Data Management

This guide explains how external data is represented, indexed, and accessed by models during inference.

Context Sources

Context sources are external data collections attached to a model. They are queried during inference to ground responses in structured or unstructured data.

Context sources are read-only at inference time and do not mutate model state.

Supported Source Types

  • Text Documents

    Unstructured text entries. Used for short reference material such as FAQs, descriptions, or instructions.

  • PDF Documents

    Extracted text content from uploaded PDF files. Indexed for semantic search during inference.

  • Frames (Structured Data)

    Frames store structured records defined by a schema. Each record is validated against the schema before indexing.

    • CSV and spreadsheet-style records
    • JSON objects with defined fields
    • Optional image field indexing
  • External Sheets

    Periodically synchronized tabular data sources. Records are refreshed according to the configured sync policy.

  • Relational Databases

    Live connections to relational databases.
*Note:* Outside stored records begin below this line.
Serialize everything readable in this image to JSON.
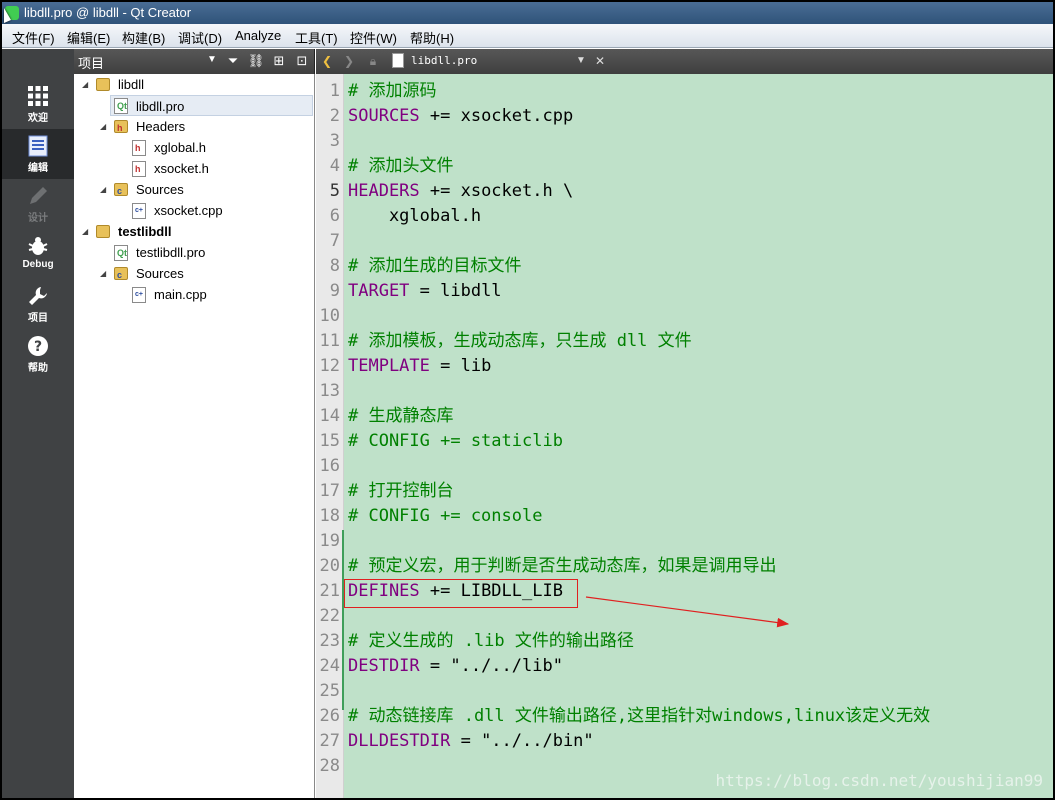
{
  "window": {
    "title": "libdll.pro @ libdll - Qt Creator"
  },
  "menu": [
    "文件(F)",
    "编辑(E)",
    "构建(B)",
    "调试(D)",
    "Analyze",
    "工具(T)",
    "控件(W)",
    "帮助(H)"
  ],
  "modes": [
    {
      "label": "欢迎",
      "icon": "grid-icon",
      "state": "normal"
    },
    {
      "label": "编辑",
      "icon": "edit-doc-icon",
      "state": "active"
    },
    {
      "label": "设计",
      "icon": "pencil-icon",
      "state": "disabled"
    },
    {
      "label": "Debug",
      "icon": "bug-icon",
      "state": "normal"
    },
    {
      "label": "项目",
      "icon": "wrench-icon",
      "state": "normal"
    },
    {
      "label": "帮助",
      "icon": "help-icon",
      "state": "normal"
    }
  ],
  "project_panel": {
    "title": "项目",
    "tree": [
      {
        "label": "libdll",
        "kind": "project"
      },
      {
        "label": "libdll.pro",
        "kind": "pro-file",
        "selected": true
      },
      {
        "label": "Headers",
        "kind": "folder"
      },
      {
        "label": "xglobal.h",
        "kind": "header"
      },
      {
        "label": "xsocket.h",
        "kind": "header"
      },
      {
        "label": "Sources",
        "kind": "folder"
      },
      {
        "label": "xsocket.cpp",
        "kind": "source"
      },
      {
        "label": "testlibdll",
        "kind": "project",
        "bold": true
      },
      {
        "label": "testlibdll.pro",
        "kind": "pro-file"
      },
      {
        "label": "Sources",
        "kind": "folder"
      },
      {
        "label": "main.cpp",
        "kind": "source"
      }
    ]
  },
  "editor": {
    "file_name": "libdll.pro",
    "current_line": 5,
    "lines": [
      "# 添加源码",
      "SOURCES += xsocket.cpp",
      "",
      "# 添加头文件",
      "HEADERS += xsocket.h \\",
      "    xglobal.h",
      "",
      "# 添加生成的目标文件",
      "TARGET = libdll",
      "",
      "# 添加模板，生成动态库，只生成 dll 文件",
      "TEMPLATE = lib",
      "",
      "# 生成静态库",
      "# CONFIG += staticlib",
      "",
      "# 打开控制台",
      "# CONFIG += console",
      "",
      "# 预定义宏，用于判断是否生成动态库，如果是调用导出",
      "DEFINES += LIBDLL_LIB",
      "",
      "# 定义生成的 .lib 文件的输出路径",
      "DESTDIR = \"../../lib\"",
      "",
      "# 动态链接库 .dll 文件输出路径,这里指针对windows,linux该定义无效",
      "DLLDESTDIR = \"../../bin\"",
      ""
    ],
    "highlighted_line": 21
  },
  "watermark": "https://blog.csdn.net/youshijian99",
  "colors": {
    "editor_bg": "#bfe1c9",
    "comment": "#008000",
    "variable": "#800080",
    "annotation": "#e02020"
  }
}
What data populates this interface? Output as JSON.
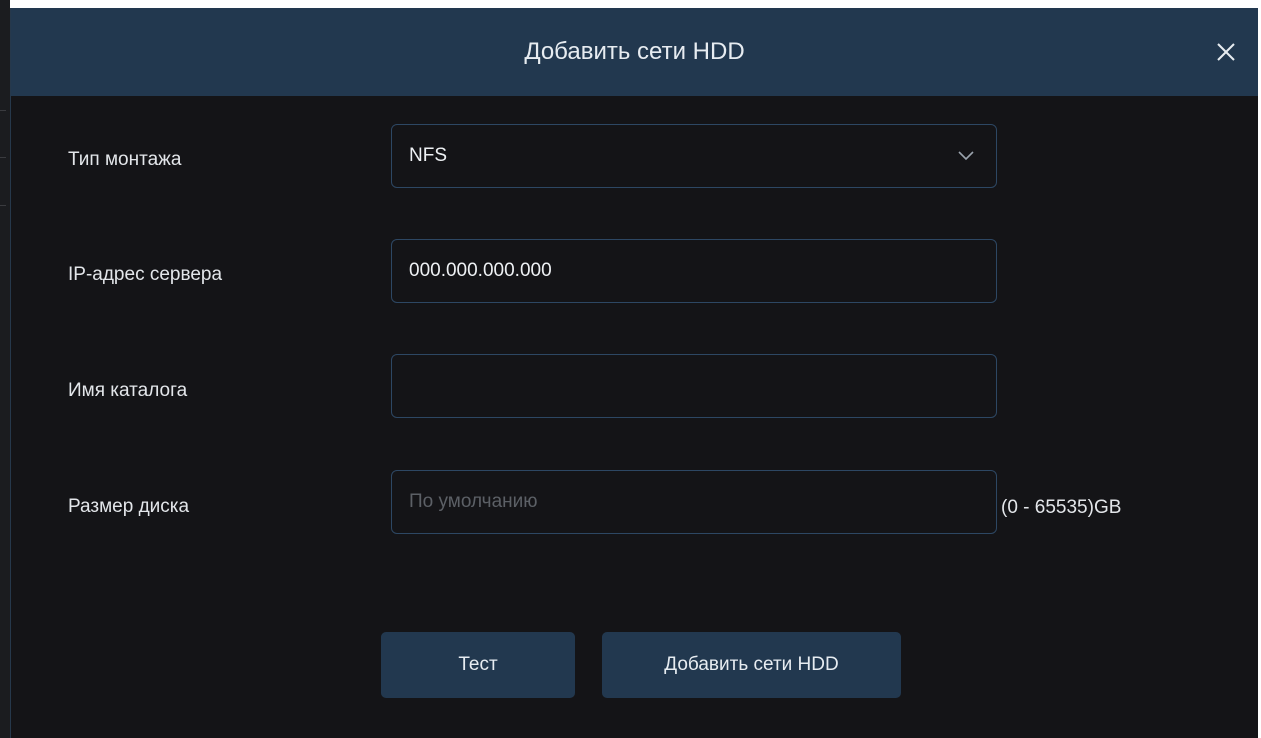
{
  "dialog": {
    "title": "Добавить сети HDD",
    "close_icon": "close-icon"
  },
  "fields": {
    "mount_type": {
      "label": "Тип монтажа",
      "value": "NFS",
      "icon": "chevron-down-icon"
    },
    "server_ip": {
      "label": "IP-адрес сервера",
      "value": "000.000.000.000"
    },
    "directory_name": {
      "label": "Имя каталога",
      "value": ""
    },
    "disk_size": {
      "label": "Размер диска",
      "value": "",
      "placeholder": "По умолчанию",
      "range_hint": "(0 - 65535)GB"
    }
  },
  "buttons": {
    "test_label": "Тест",
    "add_label": "Добавить сети HDD"
  },
  "colors": {
    "header_bg": "#22384f",
    "body_bg": "#141417",
    "field_border": "#2d4763",
    "text": "#e3e6ea"
  }
}
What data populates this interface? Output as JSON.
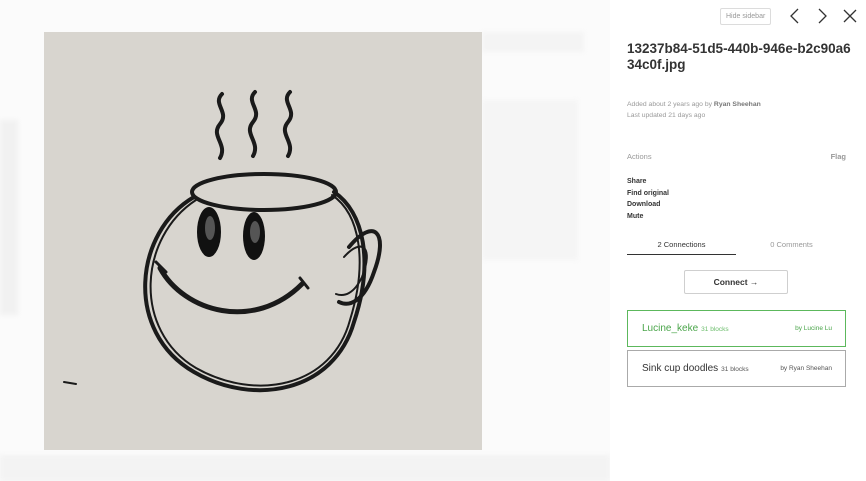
{
  "block": {
    "title": "13237b84-51d5-440b-946e-b2c90a634c0f.jpg",
    "added_prefix": "Added about 2 years ago by ",
    "added_by": "Ryan Sheehan",
    "last_updated": "Last updated 21 days ago",
    "image_alt": "cup doodle"
  },
  "toolbar": {
    "hide_sidebar_label": "Hide sidebar",
    "icons": [
      "chevron-left-icon",
      "chevron-right-icon",
      "close-icon"
    ]
  },
  "actions": {
    "header": "Actions",
    "flag": "Flag",
    "items": [
      "Share",
      "Find original",
      "Download",
      "Mute"
    ]
  },
  "tabs": [
    {
      "label": "2 Connections",
      "active": true
    },
    {
      "label": "0 Comments",
      "active": false
    }
  ],
  "connect_label": "Connect →",
  "channels": [
    {
      "name": "Lucine_keke",
      "blocks": "31 blocks",
      "by": "by Lucine Lu",
      "color": "#4aa54a"
    },
    {
      "name": "Sink cup doodles",
      "blocks": "31 blocks",
      "by": "by Ryan Sheehan",
      "color": "#333333"
    }
  ]
}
Queries are executed at inference time using validated connection credentials.

Schema and Indexing

Structured sources require a schema definition. Schemas define field names, types, and validation rules.

During ingestion, records that do not conform to the schema are rejected.

Indexed fields are used to retrieve relevant records during inference.

Usage During Inference

During inference, the model may query attached context sources to retrieve relevant information.

Retrieved records are used to augment model reasoning, but context sources themselves are never modified.

Constraints

  • Context sources are scoped to a model.
  • Context is read-only during inference.
  • Schema changes require re-indexing.
  • Database connections must be valid at execution time.